How to Train for a Triathlon
During the triathlon season, triathletes face countless hours of training. On the flip side, triathletes must be sure that the high-levels of exercise do not cause over-training or worse, injury. As a result, triathletes are best served by planning out a week of training in advance. This helps to develop a well-thought-out and balanced schedule, which in turn, allows for sufficient muscular and neuromuscular recovery.
Balancing endurance exercises with conditioning and strength workouts will also yield greater results, as it trains the body across three different domains. Additionally, it has been proven that anaerobic activity helps condition the body aerobically.
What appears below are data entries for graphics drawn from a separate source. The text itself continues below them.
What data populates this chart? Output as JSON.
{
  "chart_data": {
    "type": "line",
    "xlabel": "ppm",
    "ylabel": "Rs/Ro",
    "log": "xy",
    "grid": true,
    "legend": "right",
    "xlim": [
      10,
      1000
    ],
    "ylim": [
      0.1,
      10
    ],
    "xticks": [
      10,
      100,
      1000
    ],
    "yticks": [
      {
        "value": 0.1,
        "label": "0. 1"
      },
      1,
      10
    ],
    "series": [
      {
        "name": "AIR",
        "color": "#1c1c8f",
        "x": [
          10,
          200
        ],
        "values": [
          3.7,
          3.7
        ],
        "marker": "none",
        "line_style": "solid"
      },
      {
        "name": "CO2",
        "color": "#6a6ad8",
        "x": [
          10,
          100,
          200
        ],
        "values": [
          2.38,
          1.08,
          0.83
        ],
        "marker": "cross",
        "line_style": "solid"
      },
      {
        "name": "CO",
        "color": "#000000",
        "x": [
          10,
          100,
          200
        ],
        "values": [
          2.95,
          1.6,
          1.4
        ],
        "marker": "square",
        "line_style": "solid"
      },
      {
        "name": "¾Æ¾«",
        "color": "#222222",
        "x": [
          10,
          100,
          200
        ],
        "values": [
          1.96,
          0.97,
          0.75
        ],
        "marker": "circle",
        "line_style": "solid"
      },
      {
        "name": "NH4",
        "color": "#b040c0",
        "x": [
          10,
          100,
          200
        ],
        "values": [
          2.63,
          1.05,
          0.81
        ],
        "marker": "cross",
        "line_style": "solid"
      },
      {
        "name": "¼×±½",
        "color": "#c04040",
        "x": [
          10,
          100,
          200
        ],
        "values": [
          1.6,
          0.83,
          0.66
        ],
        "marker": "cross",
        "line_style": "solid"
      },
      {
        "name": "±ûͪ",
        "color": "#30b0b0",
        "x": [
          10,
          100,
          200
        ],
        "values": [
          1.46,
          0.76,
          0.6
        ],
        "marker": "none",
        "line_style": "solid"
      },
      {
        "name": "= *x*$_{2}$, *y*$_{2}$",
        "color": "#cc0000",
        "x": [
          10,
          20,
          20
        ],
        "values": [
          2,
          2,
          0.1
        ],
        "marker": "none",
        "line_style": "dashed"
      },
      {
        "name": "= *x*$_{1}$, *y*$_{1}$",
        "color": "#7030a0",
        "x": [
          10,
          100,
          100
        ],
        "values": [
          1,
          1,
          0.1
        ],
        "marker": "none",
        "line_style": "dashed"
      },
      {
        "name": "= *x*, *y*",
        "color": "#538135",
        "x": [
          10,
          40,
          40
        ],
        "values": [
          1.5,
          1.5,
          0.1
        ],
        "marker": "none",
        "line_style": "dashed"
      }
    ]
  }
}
However, this logic does not work inversely. Therefore, it’s in a triathlete’s best interest to train across various levels of intensity, distance, weight, and capacity to best prepare for the upcoming event.
This training should include distance, interval conditioning, and some strength work. More important is maintaining a proper diet and nutrition plan. Be sure to remain adequately hydrated and nourished throughout the week. The integration of these two components will adequately prepare a triathlete for a successful race. For more information on dietary aspects for triathlon training, please see the guide titled Triathlon Nutrition Programming.
Creating a Training Schedule
Below is a one-day training schedule for a typical triathlete who is eight weeks out from an Olympic Distance triathlon event. It is typical training procedure before a triathlete begins to taper and reduce the workload. This sample schedule should give you an idea about how to create your own routine. Please note that hydration consumption is not included in the schedule, as it is assumed that the triathlete will consume the recommended dosage — at least half of their body-weight in ounces per day.
|Sample Triathlon Training Schedule|
|4:45 am||Wake Up|
|5:00 am||Pre-workout meal|
|6:00 am||Workout #1- Swimming||Stretch; 300-meter warm up|
|4x500-meter sprints, 80% effort; rest 90 seconds between efforts|
|10x100-meter sprints, max effort; rest 60 seconds between efforts|
|300-meter warm down; stretch|
|7:00 am||Post-workout meal|
|11:30 am||Pre-workout snack|
|12:00 pm||Workout #2- Running||Stretch; jog one mile|
|10x100-meter sprints; rest 60 seconds between efforts|
|5-km run at 90% effort|
|Jog one mile as a warm down; stretch|
|1:00 pm||Post-workout meal|
|5:30 pm||Workout #3- Cycling||Stretch; 5-km ride as a warm-up|
|40-km ride at 80% effort|
|5-km ride as a warm down; stretch|
|8:45 pm||Pre-bed time snack|
Eat Right, Work Hard
Along with rigorous training, liquid and caloric consumption plays an extremely important role in a triathlete’s schedule. It is important for triathletes to constantly feed and hydrate themselves throughout the day. It is recommended that an average adult should drink half their bodyweight in ounces with just water (does not include coffee or other beverages). For an athlete, though, it is recommended that they consume 10 to 20 additional ounces on top of the daily recommended consumption.